30 czerwca 2014

Green Pharmacy Żel do higieny intymej szałwia lekarska i alantoina

Witam :) Dziś na odmianę post o kosmetyku do ciała, a nie do włosów by przerwać tą monotonię :) Kiedy pokazywałam płyn do higieny intymnej łagodzący Green Pharmacy z szałwią lekarską i alantoiną w poście z zakupami majowymi kilka z Was napisało, mi że to kiepski kosmetyk i niestety nie sposób mi się z tym nie zgodzić :(


Opakowanie plastikowe ma niezacinającą się pompkę o prostej szacie graficznej. Ma pojemność aż 370 ml, pomyślałam wow, będzie mi mi długo służył... Okazało się jednak, że po lekko ponad 2 tygodniach jestem już prawie w połowie tego zacnego żelu. Dlaczego?
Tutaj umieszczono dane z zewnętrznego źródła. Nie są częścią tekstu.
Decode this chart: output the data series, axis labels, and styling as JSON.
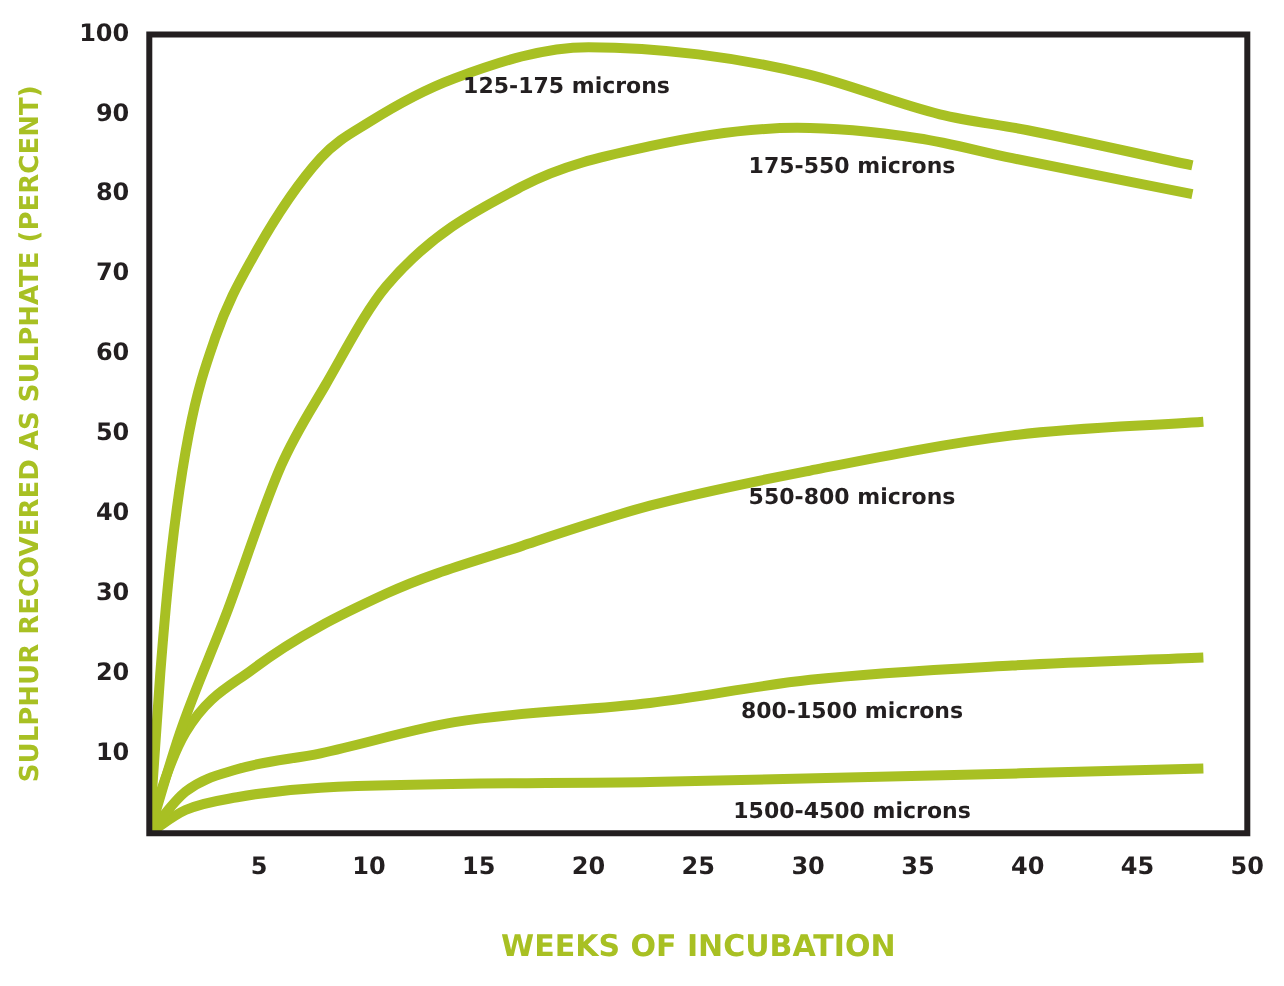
{
  "chart_data": {
    "type": "line",
    "xlabel": "WEEKS OF INCUBATION",
    "ylabel": "SULPHUR RECOVERED AS SULPHATE (PERCENT)",
    "xlim": [
      0,
      50
    ],
    "xticks": [
      5,
      10,
      15,
      20,
      25,
      30,
      35,
      40,
      45,
      50
    ],
    "ylim": [
      0,
      100
    ],
    "yticks": [
      10,
      20,
      30,
      40,
      50,
      60,
      70,
      80,
      90,
      100
    ],
    "grid": false,
    "legend": false,
    "marker": "none",
    "line_style": "solid",
    "series": [
      {
        "name": "125-175 microns",
        "color": "#a8c023",
        "x": [
          0,
          0.5,
          1,
          1.8,
          3,
          4.7,
          7.8,
          10,
          13.9,
          20,
          25,
          30,
          36,
          40,
          47.5
        ],
        "values": [
          0,
          20,
          35,
          50,
          62,
          72,
          84.5,
          89,
          94.5,
          98.4,
          97.5,
          95,
          90,
          88,
          83.6
        ]
      },
      {
        "name": "175-550 microns",
        "color": "#a8c023",
        "x": [
          0,
          1.4,
          3.5,
          6,
          8,
          10.8,
          17,
          22.8,
          29.5,
          35,
          39.3,
          47.5
        ],
        "values": [
          0,
          12.6,
          27.4,
          46,
          56,
          68.5,
          81,
          86,
          88.3,
          87,
          84.5,
          80
        ]
      },
      {
        "name": "550-800 microns",
        "color": "#a8c023",
        "x": [
          0,
          0.5,
          1.65,
          4.7,
          10.8,
          17,
          22.8,
          30.1,
          39.3,
          48
        ],
        "values": [
          0,
          5,
          12.6,
          20.5,
          30,
          36,
          41,
          45.4,
          49.8,
          51.5
        ]
      },
      {
        "name": "800-1500 microns",
        "color": "#a8c023",
        "x": [
          0,
          1.65,
          4,
          7.8,
          13.9,
          22.8,
          30.1,
          39.3,
          48
        ],
        "values": [
          0,
          5.2,
          8,
          10,
          13.9,
          16.3,
          19.2,
          21,
          22
        ]
      },
      {
        "name": "1500-4500 microns",
        "color": "#a8c023",
        "x": [
          0,
          1.65,
          4,
          7.8,
          22.8,
          48
        ],
        "values": [
          0,
          2.9,
          4.5,
          5.7,
          6.4,
          8.1
        ]
      }
    ]
  }
}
Jego konsystencja woła o pomstę do nieba, jest niby żelowa, ale bardzo bardzo bardzo rozwodniona :( Kiedy robiłam mu zdjęcie ledwie nalałam go sobie na rękę zdążyłam na szybko zrobić tylko jedno, kolejnego już nie, bo zlał mi się z dłoni. Co gorsza on się praktycznie nie pieni! Ma w składzie SLES, wiec nie rozumiem czemu tak jest, bo powinien się pienić jak szalony. Niestety nie pieni się praktycznie wcale przez co dolewam go i dolewam, ponieważ ciągle nie czuję się świeżo po jego użyciu :( Nie zauważyłam jak wspomniałam odświeżenia, łagodzenia też niestety nie.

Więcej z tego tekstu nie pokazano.